Israeli Cabinet Backs Bill To Force-Feed Jailed Palestinians On Hunger Strike
Israel’s cabinet approved on Sunday a proposed law that would enable authorities to force-feed Palestinian prisoners who are on hunger strike, a practice opposed by the country’s medical association.
Israel has long been concerned that hunger strikes by Palestinians in its jails could end in death and trigger waves of protests in the occupied West Bank and East Jerusalem.
But Israel’s Medical Association, which considers force- feeding a form of torture and medically risky, has urged Israeli doctors not to abide by the law if it is passed.
Internal Security Minister Gilad Erdan, who sponsored the bill, said the cabinet’s support for the legislation would allow him to re-submit it to parliament for two final votes in the near future. It already passed a preliminary vote in the legislature before Israel’s parliamentary election in March.
“Hunger strikes by imprisoned terrorists have become a weapon with which they are trying to threaten the State of Israel,” Erdan wrote on Facebook. “The cabinet’s decision today sends a clear message: we will not blink in the face of any threat.”
Qadoura Fares, chairman of the Palestinian Prisoners Club that advocates on behalf of Palestinians in Israeli jails, called the legislation racist and a violation of international law. Under existing Israeli law, patients cannot be treated against their will, although an ethics committee can be asked to intervene.

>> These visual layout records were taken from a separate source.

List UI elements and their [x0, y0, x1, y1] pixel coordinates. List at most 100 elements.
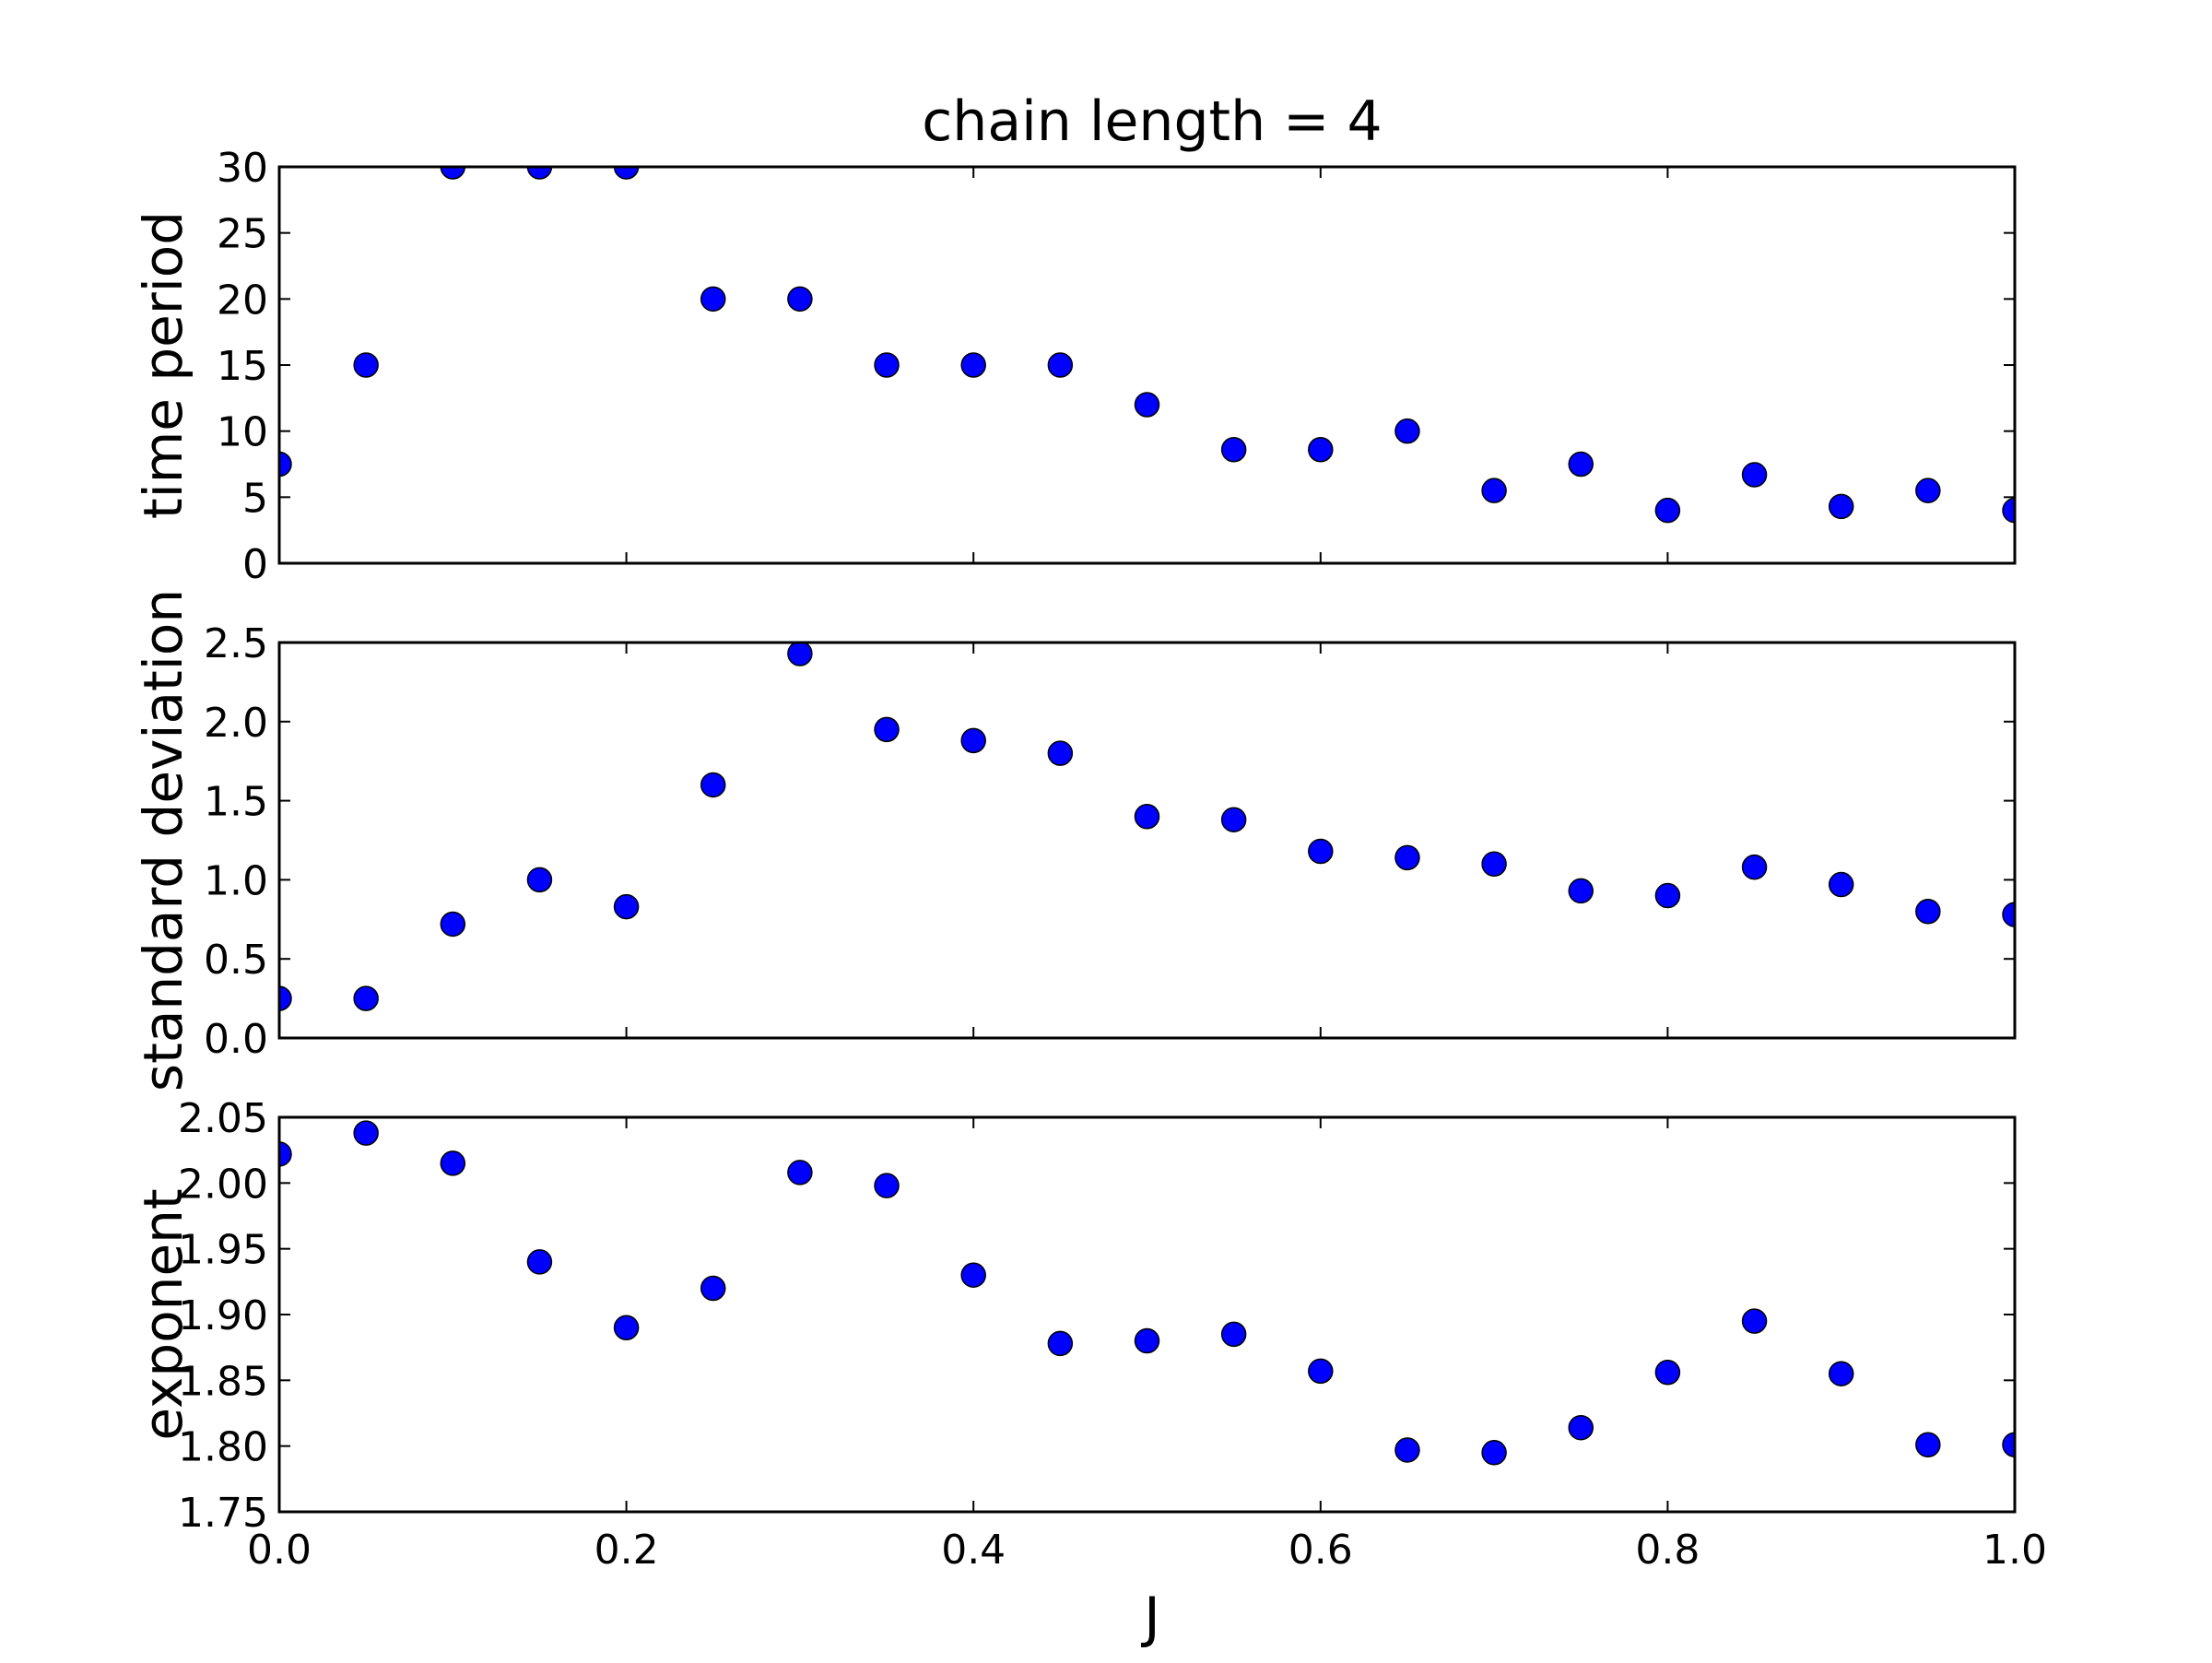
data-point: [787, 643, 813, 666]
y-tick-label: 2.0: [204, 700, 268, 747]
y-tick-label: 1.90: [178, 1292, 268, 1339]
panel-frame: [277, 1115, 2017, 1514]
y-tick-label: 0.5: [204, 937, 268, 984]
data-point: [1741, 462, 1768, 488]
y-tick-label: 1.0: [204, 857, 268, 904]
data-point: [613, 1315, 640, 1341]
y-tick-label: 30: [217, 145, 268, 192]
chart-title: chain length = 4: [922, 89, 1382, 154]
data-point: [1568, 451, 1594, 478]
y-tick-label: 1.85: [178, 1358, 268, 1405]
data-point: [1308, 838, 1334, 865]
data-point: [1308, 436, 1334, 463]
data-point: [526, 867, 553, 893]
y-tick-label: 1.80: [178, 1424, 268, 1471]
panel-3: 0.0 0.2 0.4 0.6 0.8 1.0 1.75 1.80 1.85 1.90 1.95 2.…: [132, 1095, 2047, 1574]
data-point: [1915, 898, 1941, 925]
data-point: [1741, 1308, 1768, 1334]
data-point: [1134, 392, 1160, 418]
data-point: [613, 893, 640, 920]
data-point: [1134, 1327, 1160, 1354]
panel-frame: [277, 641, 2017, 1040]
series-markers: [279, 167, 2015, 524]
data-point: [1481, 478, 1507, 503]
y-axis-label: time period: [132, 211, 194, 519]
data-point: [1828, 871, 1854, 898]
data-point: [279, 451, 292, 478]
data-point: [1047, 1330, 1074, 1357]
data-point: [440, 167, 466, 180]
data-point: [1568, 1414, 1594, 1441]
data-point: [1915, 478, 1941, 503]
data-point: [1394, 418, 1420, 444]
y-tick-label: 25: [217, 211, 268, 258]
data-point: [2002, 902, 2015, 927]
data-point: [2002, 1432, 2015, 1457]
data-point: [1915, 1432, 1941, 1457]
data-point: [279, 1141, 292, 1167]
data-point: [440, 911, 466, 938]
data-point: [440, 1150, 466, 1176]
data-point: [613, 167, 640, 180]
data-point: [353, 985, 379, 1011]
data-point: [1654, 497, 1681, 524]
data-point: [960, 727, 986, 754]
data-point: [787, 1160, 813, 1185]
y-tick-label: 1.75: [178, 1490, 268, 1537]
y-axis-label: exponent: [132, 1188, 194, 1440]
data-point: [1481, 1440, 1507, 1466]
x-tick-label: 0.2: [594, 1527, 659, 1574]
x-tick-label: 0.0: [247, 1527, 312, 1574]
y-tick-label: 5: [242, 475, 268, 522]
data-point: [700, 772, 726, 798]
data-point: [700, 286, 726, 313]
y-tick-label: 1.5: [204, 779, 268, 826]
y-axis-label: standard deviation: [132, 589, 194, 1091]
y-tick-label: 2.00: [178, 1161, 268, 1208]
data-point: [1220, 436, 1247, 463]
data-point: [1134, 804, 1160, 830]
data-point: [700, 1275, 726, 1302]
data-point: [1220, 807, 1247, 832]
data-point: [1394, 1437, 1420, 1463]
data-point: [1654, 1360, 1681, 1386]
series-markers: [279, 1120, 2015, 1466]
data-point: [787, 286, 813, 313]
y-tick-label: 1.95: [178, 1227, 268, 1274]
data-point: [1308, 1358, 1334, 1385]
x-tick-label: 0.8: [1635, 1527, 1700, 1574]
y-tick-label: 0.0: [204, 1016, 268, 1063]
y-tick-label: 15: [217, 343, 268, 390]
y-tick-label: 2.5: [204, 620, 268, 667]
series-markers: [279, 643, 2015, 1011]
data-point: [1220, 1321, 1247, 1348]
panels-layer: 0 5 10 15 20 25 30 time period 0.0 0.5 1.0 1.5 2.0 2.…: [132, 145, 2047, 1574]
data-point: [526, 1249, 553, 1275]
data-point: [279, 985, 292, 1011]
data-point: [353, 352, 379, 378]
data-point: [1654, 882, 1681, 909]
data-point: [353, 1120, 379, 1146]
data-point: [1481, 851, 1507, 877]
x-axis-label: J: [1140, 1586, 1160, 1650]
y-tick-label: 0: [242, 541, 268, 588]
panel-frame: [277, 165, 2017, 565]
x-tick-label: 0.4: [941, 1527, 1006, 1574]
y-tick-label: 2.05: [178, 1095, 268, 1142]
x-tick-label: 0.6: [1288, 1527, 1353, 1574]
y-tick-label: 10: [217, 409, 268, 456]
y-tick-label: 20: [217, 277, 268, 324]
data-point: [874, 716, 900, 743]
data-point: [2002, 497, 2015, 524]
data-point: [960, 1262, 986, 1288]
data-point: [1047, 740, 1074, 766]
data-point: [1568, 878, 1594, 904]
panel-1: 0 5 10 15 20 25 30 time period: [132, 145, 2017, 588]
data-point: [1828, 493, 1854, 520]
x-tick-label: 1.0: [1983, 1527, 2047, 1574]
data-point: [874, 1173, 900, 1198]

Demanding an end to his detention without trial, a Palestinian prisoner, Khader Adnan of the Islamic Jihad militant group, has been on a hunger strike in jail for the past 41 days, refusing solid food and drinking only water.
Adnan went on hunger strike for 66 days during a previous detention period in 2012, the longest such Palestinian protest. It ended when Israeli authorities promised to release him.
He was jailed again in July 2014 under so-called “administrative detention.”
Israel’s use of a decades-old policy of detaining some Palestinians without formal charge has drawn international criticism. Israel says the procedure is necessary to avoid exposing confidential information in trials.